Cuba’s economic plans were badly disrupted by the chaos caused by Hurricane Irma and Storm Alberto, in 2017 and 2018 respectively. Another disruptive factor is the pressure placed on Cuba to repay its’ overseas debts because of the hard currency shortage.
Cuba’s economic plans for 2019 involve using its available finances to facilitate development and growth, without adding to the country’s overseas debt. Cuba is updating its economic strategy to account for deteriorating relations with the United States and the financial challenges linked to Washington’s sixty year old embargo.
Based on official figures, Washington’s commercial, economic and financial siege in 2018 resulted in a loss of $4.3 billion to Cuba. That equates to roughly $12 million per day, significant by any standards.

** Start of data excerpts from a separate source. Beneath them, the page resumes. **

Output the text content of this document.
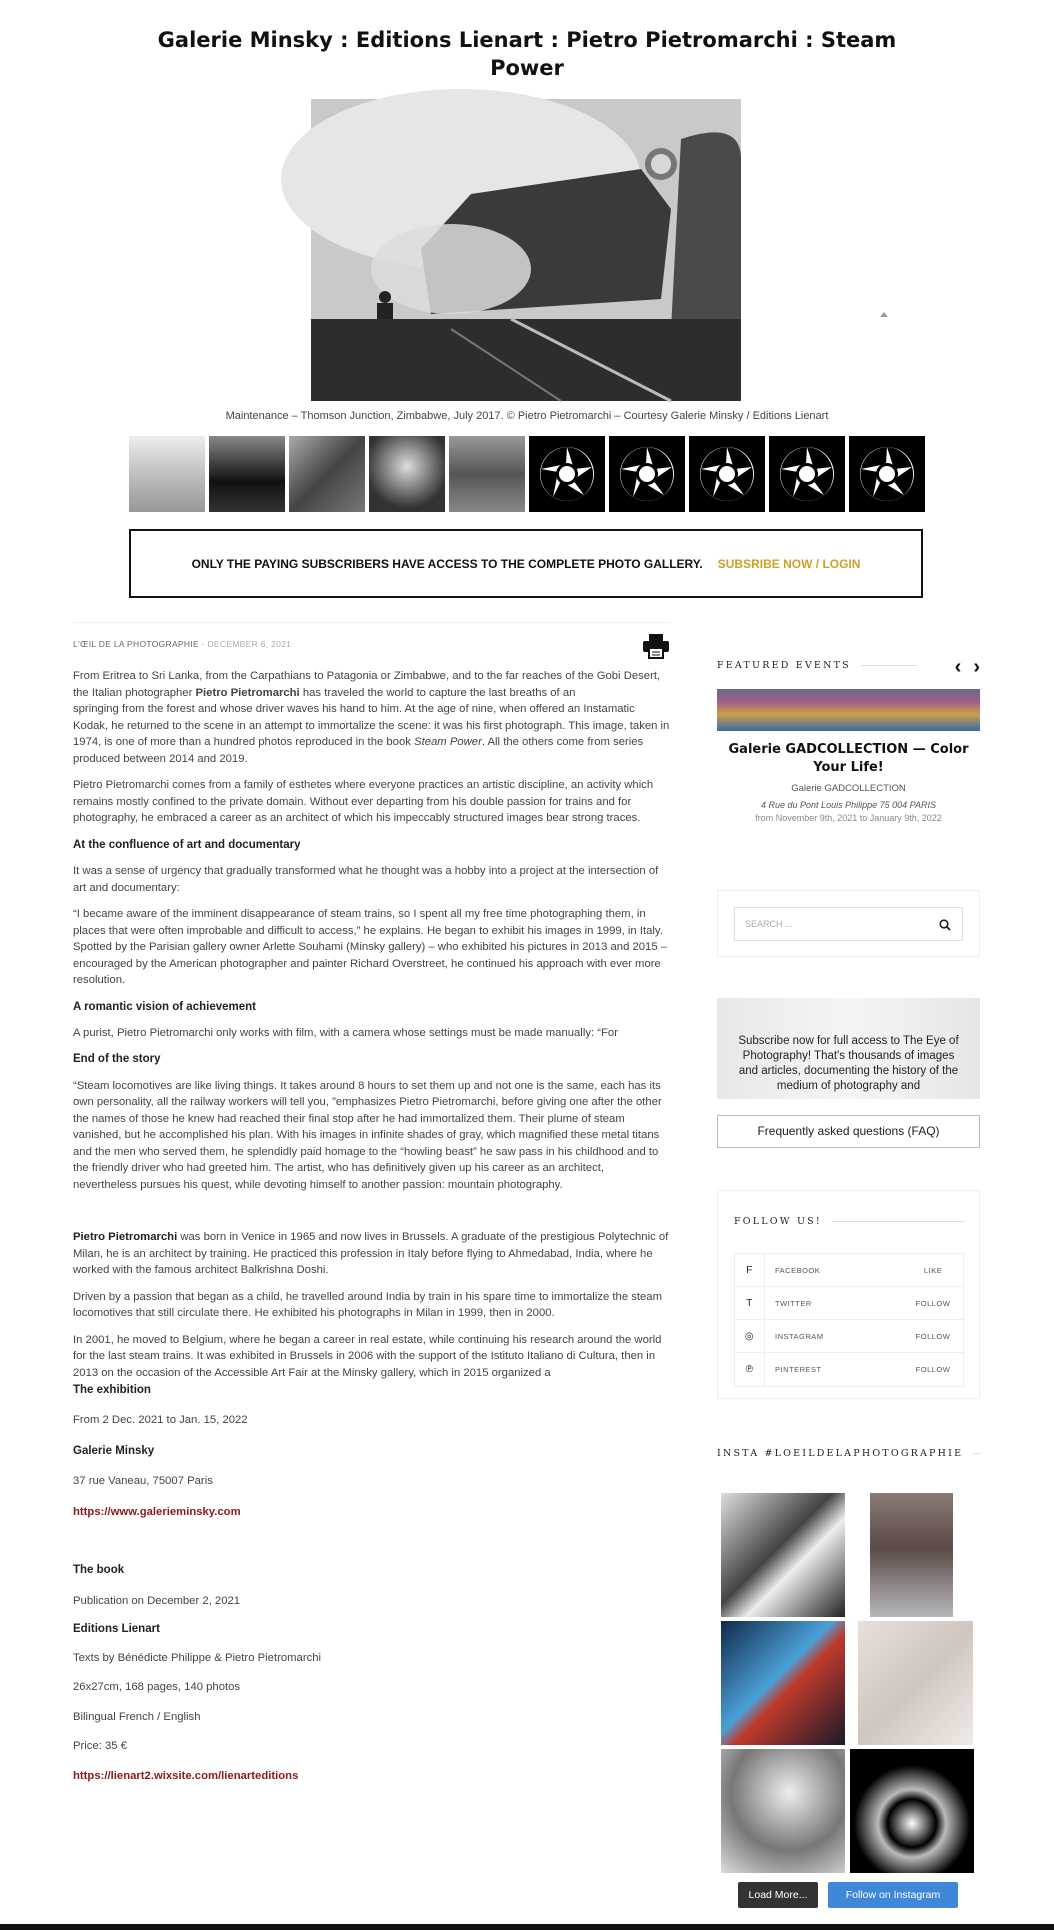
Galerie Minsky : Editions Lienart : Pietro Pietromarchi : Steam Power
Maintenance – Thomson Junction, Zimbabwe, July 2017. © Pietro Pietromarchi – Courtesy Galerie Minsky / Editions Lienart
ONLY THE PAYING SUBSCRIBERS HAVE ACCESS TO THE COMPLETE PHOTO GALLERY. SUBSRIBE NOW / LOGIN
L'ŒIL DE LA PHOTOGRAPHIE · DECEMBER 6, 2021

From Eritrea to Sri Lanka, from the Carpathians to Patagonia or Zimbabwe, and to the far reaches of the Gobi Desert, the Italian photographer Pietro Pietromarchi has traveled the world to capture the last breaths of an

springing from the forest and whose driver waves his hand to him. At the age of nine, when offered an Instamatic Kodak, he returned to the scene in an attempt to immortalize the scene: it was his first photograph. This image, taken in 1974, is one of more than a hundred photos reproduced in the book Steam Power. All the others come from series produced between 2014 and 2019.

Pietro Pietromarchi comes from a family of esthetes where everyone practices an artistic discipline, an activity which remains mostly confined to the private domain. Without ever departing from his double passion for trains and for photography, he embraced a career as an architect of which his impeccably structured images bear strong traces.

At the confluence of art and documentary

It was a sense of urgency that gradually transformed what he thought was a hobby into a project at the intersection of art and documentary:

“I became aware of the imminent disappearance of steam trains, so I spent all my free time photographing them, in places that were often improbable and difficult to access,” he explains. He began to exhibit his images in 1999, in Italy. Spotted by the Parisian gallery owner Arlette Souhami (Minsky gallery) – who exhibited his pictures in 2013 and 2015 – encouraged by the American photographer and painter Richard Overstreet, he continued his approach with ever more resolution.

A romantic vision of achievement

A purist, Pietro Pietromarchi only works with film, with a camera whose settings must be made manually: “For

End of the story

“Steam locomotives are like living things. It takes around 8 hours to set them up and not one is the same, each has its own personality, all the railway workers will tell you, ”emphasizes Pietro Pietromarchi, before giving one after the other the names of those he knew had reached their final stop after he had immortalized them. Their plume of steam vanished, but he accomplished his plan. With his images in infinite shades of gray, which magnified these metal titans and the men who served them, he splendidly paid homage to the “howling beast” he saw pass in his childhood and to the friendly driver who had greeted him. The artist, who has definitively given up his career as an architect, nevertheless pursues his quest, while devoting himself to another passion: mountain photography.

Pietro Pietromarchi was born in Venice in 1965 and now lives in Brussels. A graduate of the prestigious Polytechnic of Milan, he is an architect by training. He practiced this profession in Italy before flying to Ahmedabad, India, where he worked with the famous architect Balkrishna Doshi.

Driven by a passion that began as a child, he travelled around India by train in his spare time to immortalize the steam locomotives that still circulate there. He exhibited his photographs in Milan in 1999, then in 2000.

In 2001, he moved to Belgium, where he began a career in real estate, while continuing his research around the world for the last steam trains. It was exhibited in Brussels in 2006 with the support of the Istituto Italiano di Cultura, then in 2013 on the occasion of the Accessible Art Fair at the Minsky gallery, which in 2015 organized a

The exhibition

From 2 Dec. 2021 to Jan. 15, 2022

Galerie Minsky

37 rue Vaneau, 75007 Paris

https://www.galerieminsky.com

The book

Publication on December 2, 2021

Editions Lienart

Texts by Bénédicte Philippe & Pietro Pietromarchi

26x27cm, 168 pages, 140 photos

Bilingual French / English

Price: 35 €

https://lienart2.wixsite.com/lienarteditions

FEATURED EVENTS	‹ ›
Galerie GADCOLLECTION — Color Your Life!
Galerie GADCOLLECTION
4 Rue du Pont Louis Philippe 75 004 PARIS
from November 9th, 2021 to January 9th, 2022
SEARCH ...
Subscribe now for full access to The Eye of Photography! That's thousands of images and articles, documenting the history of the medium of photography and
Frequently asked questions (FAQ)
FOLLOW US!
F	FACEBOOK	LIKE
T	TWITTER	FOLLOW
◎	INSTAGRAM	FOLLOW
℗	PINTEREST	FOLLOW
INSTA #LOEILDELAPHOTOGRAPHIE
Load More...	Follow on Instagram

In spite of the embargo, industries such as the sugar industry, tourism, commerce, agriculture, construction, communications, and exports are predicted to improve in 2019. Exports and trade, following a negative performance in 2018, is also foreseen to expand. Economic expansion in 2019 is also expected to be fueled by the growth of social services such as healthcare.
Ironically, the President Donald Trump-Marco Rubio Cuba embargo policy is driving millions of dollars from the island’s private entrepreneurs. These entrepreneurs or cuentapropistas as they are known in Cuba, are a viable segment of the developing economy. The U.S. government’s confusing policy on American vacation travel to Cuba has meant that more Americans now take cruises to Cuba instead of visiting the Island directly, reducing the number of days and expenditures of American tourists on the Caribbean Island.
Miguel Díaz-Canel Bermúdez, the President of Cuba, praised the Cuban economy’s growth in 2018 even though it was less than expected and insufficient to meet the population’s needs.
Speaking at a recent National Assembly meeting in Havana, the President pointed to the difficult conditions faced by Cuba that year and the fact that growth was achieved without any deficit to the country’s running accounts. He concluded that this vindicated the government’s economic policy, particularly during the last six months of 2018.
With regards to the shortcomings evident in implementing the economic plan in 2018, Diaz-Canel recognized that most were the result of complicated economic circumstances. These circumstances, he said, were linked to issues that had built up surrounding operational structure, and other internal issues that had to be resolved.
The President went on to say that it was important not to underestimate the blockade’s impact, which had returned to Cold War policies since Donald Trump came to power. Diaz-Canel highlighted the international persecution that Cuba has experienced in recent times, particularly in the financial sector.
In light of these challenges, Diaz-Canel noted, Cuba must work to address each problem consistently, on a daily basis. He said that the plan for 2019 is practical and achievable, and that if it was well implemented, the stated goals could be achieved.
He warned that if any bureaucrats were to delay important decision making, with regards to exports and collections; or if there were people who lacked the discernment demanded by the economic situation, then the 2019 plan would fail. He stressed that the plan relies on money that Cuba can make itself, while facilitating growth and protecting investments linked to priority schemes.